Gesundheit : Riffe wurden schon vor Jahrtausenden geschädigt Forscher fordern Schutzzonen

für 30 Prozent der Korallenbänke

Nikolaus Vagedes

Viele Korallenriffe sind akut bedroht: Überfischung, Verschmutzung der Küsten und globale Erwärmung der vergangenen Jahrzehnte gelten gemeinhin als Ursachen für das Verenden der Korallenpolypen, die in Kolonien Korallenriffe aufbauen. Dabei wird jedoch übersehen, dass der Mensch zahlreiche Riffsysteme oft schon in historischer Zeit schädigte.

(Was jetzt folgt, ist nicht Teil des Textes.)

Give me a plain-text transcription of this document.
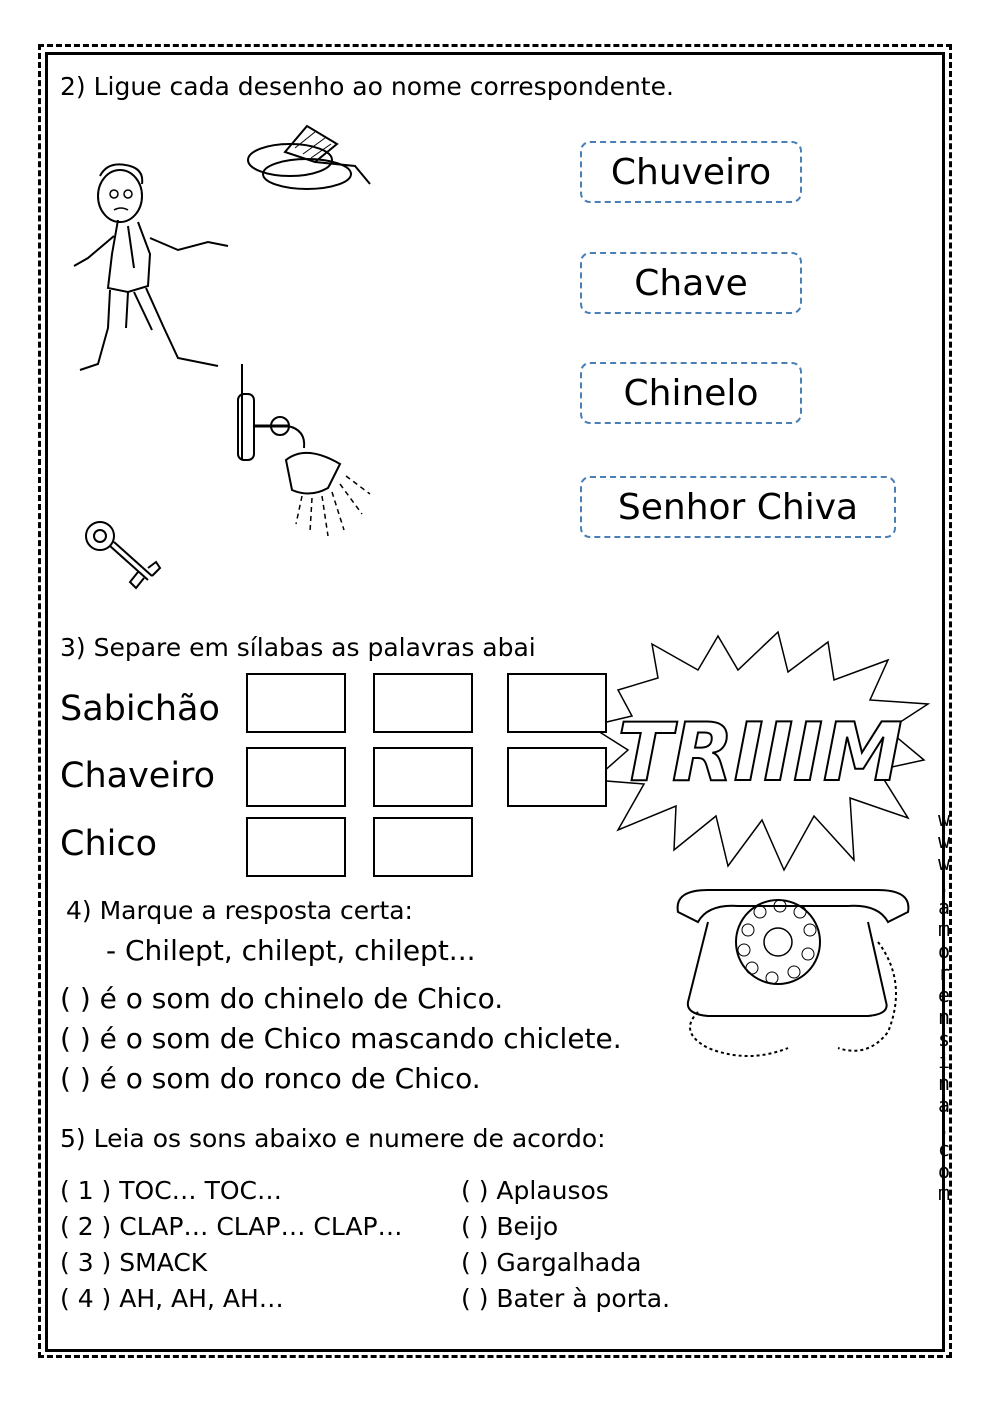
2) Ligue cada desenho ao nome correspondente.
Chuveiro
Chave
Chinelo
Senhor Chiva
3) Separe em sílabas as palavras abai
Sabichão
Chaveiro
Chico
TRIIIM
4) Marque a resposta certa:
- Chilept, chilept, chilept...
( ) é o som do chinelo de Chico.
( ) é o som de Chico mascando chiclete.
( ) é o som do ronco de Chico.
5) Leia os sons abaixo e numere de acordo:
( 1 ) TOC… TOC…
( 2 ) CLAP… CLAP… CLAP…
( 3 ) SMACK
( 4 ) AH, AH, AH…
( ) Aplausos
( ) Beijo
( ) Gargalhada
( ) Bater à porta.
w
w
w
.
a
m
o
r
e
n
s
i
n
a
.
c
o
m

Riffe im Roten Meer beutet er bereits seit Jahrtausenden aus, auf den Bermudas etwa seit 1600. Um 1900 war die Mehrzahl der Korallenbänke weltweit bereits deutlich geschädigt.

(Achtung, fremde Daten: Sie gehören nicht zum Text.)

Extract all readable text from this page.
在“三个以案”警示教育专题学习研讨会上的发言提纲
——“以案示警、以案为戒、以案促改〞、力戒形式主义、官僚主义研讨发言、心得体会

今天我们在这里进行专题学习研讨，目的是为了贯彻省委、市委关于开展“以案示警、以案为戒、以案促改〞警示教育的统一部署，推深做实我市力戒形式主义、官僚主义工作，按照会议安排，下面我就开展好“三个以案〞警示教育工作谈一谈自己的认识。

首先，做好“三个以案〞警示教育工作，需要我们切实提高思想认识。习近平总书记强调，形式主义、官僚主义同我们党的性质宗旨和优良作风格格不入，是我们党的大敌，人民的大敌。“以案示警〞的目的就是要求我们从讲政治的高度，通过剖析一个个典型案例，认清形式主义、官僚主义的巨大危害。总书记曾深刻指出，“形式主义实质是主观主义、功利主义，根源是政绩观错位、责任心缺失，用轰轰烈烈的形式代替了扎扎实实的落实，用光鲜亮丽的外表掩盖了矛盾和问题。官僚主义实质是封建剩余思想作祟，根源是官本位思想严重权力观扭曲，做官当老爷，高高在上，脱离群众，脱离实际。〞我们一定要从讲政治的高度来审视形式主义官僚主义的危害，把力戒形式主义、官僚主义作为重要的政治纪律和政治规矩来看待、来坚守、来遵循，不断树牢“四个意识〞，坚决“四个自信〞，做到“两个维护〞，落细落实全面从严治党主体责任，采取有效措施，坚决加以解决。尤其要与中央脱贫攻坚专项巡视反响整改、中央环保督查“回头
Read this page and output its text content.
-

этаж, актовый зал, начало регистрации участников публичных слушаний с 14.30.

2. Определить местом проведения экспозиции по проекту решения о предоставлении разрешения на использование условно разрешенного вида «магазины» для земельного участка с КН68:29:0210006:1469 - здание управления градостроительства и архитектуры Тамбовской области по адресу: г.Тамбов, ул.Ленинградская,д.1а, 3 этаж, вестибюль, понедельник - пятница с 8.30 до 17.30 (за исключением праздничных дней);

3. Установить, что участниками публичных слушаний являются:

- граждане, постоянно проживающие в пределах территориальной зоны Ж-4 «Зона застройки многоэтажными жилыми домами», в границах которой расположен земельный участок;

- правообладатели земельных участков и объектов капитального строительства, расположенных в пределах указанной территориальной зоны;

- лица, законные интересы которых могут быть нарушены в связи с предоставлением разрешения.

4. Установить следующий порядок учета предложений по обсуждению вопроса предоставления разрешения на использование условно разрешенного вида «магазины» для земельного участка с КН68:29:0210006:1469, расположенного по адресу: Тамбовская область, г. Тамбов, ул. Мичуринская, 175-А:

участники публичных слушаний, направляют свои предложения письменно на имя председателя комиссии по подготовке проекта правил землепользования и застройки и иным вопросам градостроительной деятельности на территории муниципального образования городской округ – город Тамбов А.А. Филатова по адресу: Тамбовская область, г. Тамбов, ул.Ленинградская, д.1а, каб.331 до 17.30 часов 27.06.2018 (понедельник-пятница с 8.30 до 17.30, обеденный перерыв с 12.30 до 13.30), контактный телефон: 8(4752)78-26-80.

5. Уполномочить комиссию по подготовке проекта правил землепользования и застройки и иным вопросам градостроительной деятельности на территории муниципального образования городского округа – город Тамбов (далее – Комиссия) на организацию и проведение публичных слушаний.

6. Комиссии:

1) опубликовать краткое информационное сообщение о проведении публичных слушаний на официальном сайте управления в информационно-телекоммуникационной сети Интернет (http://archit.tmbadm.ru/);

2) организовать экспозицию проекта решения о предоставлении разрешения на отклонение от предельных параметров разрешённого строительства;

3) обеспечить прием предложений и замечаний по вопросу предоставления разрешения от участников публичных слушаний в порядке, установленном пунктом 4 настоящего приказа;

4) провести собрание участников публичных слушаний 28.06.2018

Zu diesem Ergebnis kommen zumindest zahlreiche Wissenschaftler aus den USA, Australien und Panama („Science“, Band 301, Seite 955). Im Rahmen einer breit angelegten paläoökologischen Studie ausgewählter Riffsysteme weltweit fanden sie heraus, dass die wirtschaftliche Nutzung der Riffe durch den Menschen seit Jahrhunderten nach demselben Muster abläuft – mit verheerenden Folgen: Der Mensch macht zunächst Jagd auf die großen Riffbewohner und -besucher, vom Hai bis zum Zackenbarsch, dann auf kleineres Getier wie Schmetterlings- und Papageienfische. Die starke Dezimierung dieser Tiere gilt als „der Anfang vom Ende“ der sensiblen Ökosysteme, die auf der Symbiose zahlreicher Organismen aufbauen.

Ein Beispiel: In Riffen hat jede Tierart eine konkrete Aufgabe. Vegetarische Fischarten etwa futtern bestimmte Algen regelmäßig von den Riffen und verhindern so, dass das Algenwachstum die Korallen erstickt. Zu viele Algen reduzieren den Lichteinfall, auf den die Fotosynthese betreibenden Zooxanthellen angewiesen sind. Diese winzigen Pflanzen leben im Innern der Korallenpolypen und unterstützen deren Stoffwechsel.

Auf einer sechsstufigen Zustandsskala haben die Riffsysteme in Jamaika und Westpanama die vorletzte Stufe erreicht. Dann folgen die der Virgin Islands, der Bahamas und die Südspitze des australischen Great Barrier Riffs. Die Autoren fordern daher Schutzzonen. Mindestens 30 Prozent der Riffe weltweit sollten nicht vom Menschen genutzt werden. Zum Vergleich: In den USA und Australien sind gerademal fünf Prozent geschützt.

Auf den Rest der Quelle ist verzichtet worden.